Berita MalamEkonomiGeopolitikNewsPolitik

Menlu Ungkap Sumber Biaya Pengiriman 8.000 Pasukan ISF: Kontribusi Internasional dan Komitmen Nasional

Washington D.C., Amerika Serikat —
Menteri Luar Negeri Indonesia, Sugiono, menjelaskan mekanisme pembiayaan rencana pengiriman 8.000 pasukan Indonesia guna bergabung dalam misi International Stabilization Force (ISF) ke Gaza. Penjelasan ini disampaikan saat konferensi pers di Washington D.C., Jumat (20/2/2026), setelah Konferensi Tingkat Tinggi Board of Peace (BoP) yang dihadiri para pemimpin dunia.

Langkah ini merupakan tonggak baru bagi peran Indonesia dalam upaya stabilisasi internasional. Namun, banyak pihak bertanya sumber biaya besar untuk misi kemanusiaan ini. Sugiono menegaskan bahwa biaya operasional bukan dibebankan sepenuhnya kepada Anggaran Pendapatan dan Belanja Negara (APBN), melainkan melalui skema kontribusi internasional yang melibatkan sejumlah negara dan pihak nonpemerintah.


Skema Pembiayaan: Komitmen Internasional di Board of Peace

Menurut Sugiono, dana yang diperlukan untuk mendukung operasi pasukan penjaga perdamaian ini diperoleh melalui kontribusi sukarela negara-negara anggota serta pihak swasta yang tergabung dalam forum Board of Peace — sebuah badan internasional yang berupaya mempercepat perdamaian di wilayah konflik global seperti Gaza.

Di dalam forum tersebut, sejumlah negara telah menyampaikan komitmen finansial untuk mendukung pembiayaan misi secara keseluruhan. Di luar iuran keanggotaan dasar, sembilan negara menyatakan dukungan tambahan yang secara kolektif mencapai hingga 7 miliar dollar AS, jauh melebihi komitmen awal yang dibahas sebelumnya. Negara-negara tersebut meliputi:

  • Kazakhstan
  • Azerbaijan
  • Uni Emirat Arab
  • Maroko
  • Bahrain
  • Qatar
  • Arab Saudi
  • Uzbekistan
  • Kuwait

Kontribusi ini merupakan bentuk dukungan internasional terhadap stabilisasi Gaza, sekaligus menunjukkan adanya kebersamaan global untuk menangani krisis yang telah berlangsung lama di kawasan tersebut. Sugiono menyebut bahwa skema pendanaan termasuk kontribusi dari pihak swasta dan negara-negara yang terlibat di luar komitmen keanggotaan Board of Peace.
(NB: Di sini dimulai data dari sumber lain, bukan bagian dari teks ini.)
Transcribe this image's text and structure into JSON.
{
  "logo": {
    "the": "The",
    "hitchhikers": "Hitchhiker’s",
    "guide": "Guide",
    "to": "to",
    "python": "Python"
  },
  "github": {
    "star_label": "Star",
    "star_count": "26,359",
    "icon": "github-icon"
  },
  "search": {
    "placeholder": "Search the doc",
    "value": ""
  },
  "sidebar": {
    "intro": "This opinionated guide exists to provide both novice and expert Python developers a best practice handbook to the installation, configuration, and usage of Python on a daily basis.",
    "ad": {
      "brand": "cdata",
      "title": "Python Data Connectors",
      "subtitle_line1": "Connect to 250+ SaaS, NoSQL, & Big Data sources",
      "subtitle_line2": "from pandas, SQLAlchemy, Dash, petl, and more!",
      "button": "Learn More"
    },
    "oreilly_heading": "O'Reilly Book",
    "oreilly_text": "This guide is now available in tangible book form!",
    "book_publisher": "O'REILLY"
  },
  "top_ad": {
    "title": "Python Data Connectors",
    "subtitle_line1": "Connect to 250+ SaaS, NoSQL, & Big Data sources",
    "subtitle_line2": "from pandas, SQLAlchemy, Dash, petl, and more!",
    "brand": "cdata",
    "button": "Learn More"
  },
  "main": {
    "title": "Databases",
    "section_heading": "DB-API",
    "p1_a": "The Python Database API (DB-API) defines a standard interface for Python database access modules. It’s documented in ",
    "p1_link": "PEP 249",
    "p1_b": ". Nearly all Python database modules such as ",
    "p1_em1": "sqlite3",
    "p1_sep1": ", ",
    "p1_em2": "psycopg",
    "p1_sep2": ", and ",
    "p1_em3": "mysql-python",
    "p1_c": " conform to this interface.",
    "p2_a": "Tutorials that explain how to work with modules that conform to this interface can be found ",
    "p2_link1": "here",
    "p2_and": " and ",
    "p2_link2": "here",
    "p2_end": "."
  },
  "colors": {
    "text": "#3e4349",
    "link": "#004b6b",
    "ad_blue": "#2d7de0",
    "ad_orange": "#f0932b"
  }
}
Indonesia Tidak Wajib Bayar Iuran Keanggotaan

Sugiono menegaskan bahwa Indonesia tidak diwajibkan membayar iuran sebesar 1 miliar dollar AS sebagaimana sempat disalahpahami oleh sebagian publik. Kontribusi tersebut bukan syarat keanggotaan bagi negara anggota BoP, melainkan merupakan salah satu opsi bagi negara yang ingin mengambil peran tertentu di organisasi tersebut. Indonesia telah diakui sebagai anggota tetap tanpa harus melakukan iuran wajib tersebut.

Kontribusi yang dibahas di forum lebih bersifat pledges sukarela atau janji dukungan finansial tambahan dari pihak lain, bukan kewajiban bagi pemerintah Indonesia. Sugiono menjelaskan bahwa skema pembayaran dapat dilakukan melalui berbagai cara, termasuk melalui rekening khusus yang dikelola misalnya oleh Bank Dunia untuk tujuan misi perdamaian, atau komitmen langsung dari negara-negara yang bersangkutan.


Indonesia Tetap Menanggung Biaya Operasionalnya

Meski pendanaan utama misi bersumber dari bantuan internasional, Sugiono memastikan Indonesia tetap akan menanggung bagian biaya operasional untuk pasukan yang dikirim. Hal ini mencerminkan bahwa meskipun sebagian besar biaya ditopang dari luar negeri, negara tetap memiliki tanggung jawab dalam mendukung keberlangsungan tugas pasukan serta persiapan teknis dan logistik yang diperlukan.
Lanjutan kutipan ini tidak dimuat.